The book was released at a public gathering on October 28, 2008, but the offending remark came to the Academy’s notice only in November this year. The author has been told that by including such remark in the book “outside the knowledge of the Academy”, he had violated the norms of not adding or altering anything in the manuscript after its approval.
He has been told that the piece in question amounted to showing the Chief Minister in a poor light, with a potential to “spread misgivings about him in the society”.
The poet has also been told that he had “dishonestly hidden the impugned sentence in the copies submitted to the Academy” but it existed in the copies available in the market. “Which is a deliberate attempt of misguiding the Academy on your part”, said the terse notice issued by the Academy registrar. He was asked to explain his position on this within a fortnight from receiving the letter.

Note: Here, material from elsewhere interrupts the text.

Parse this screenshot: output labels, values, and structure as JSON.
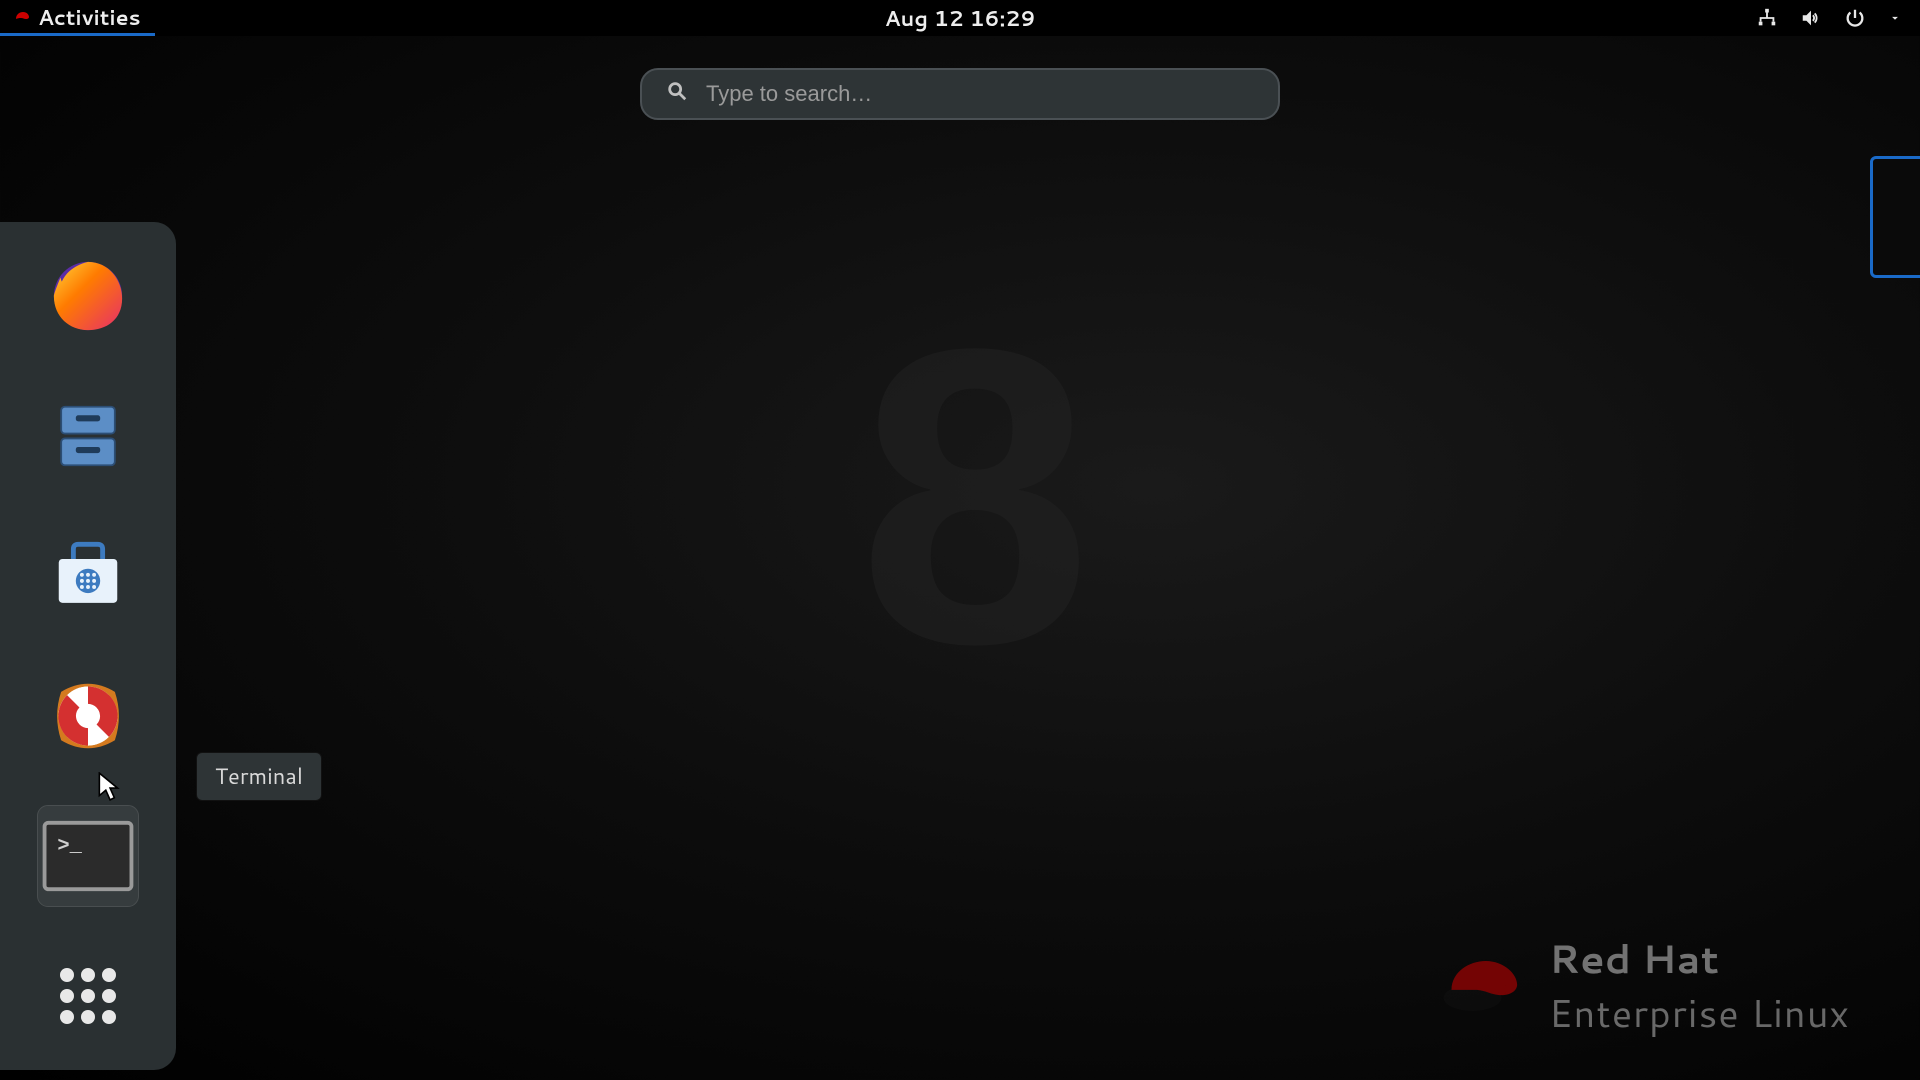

Shatir, on his part, replied on December 1, 2010, that not a single copy was available in the market that carried the offending sentence because he had immediately corrected the copy and printed pages 13 and 14 afresh, minus the offending remark, as soon as his attention was drawn to the impugned text. “The remark is seen only in those 80-odd out of the 400 copies that he gave as complimentary copies at the launch event and nowhere else”, he maintained.
Interestingly, the notice was issued after Shatir filed a slew of RTI queries about the functioning and state of accounts of the Urdu Sahitya Academy, which according to him, reeked of many irregularities.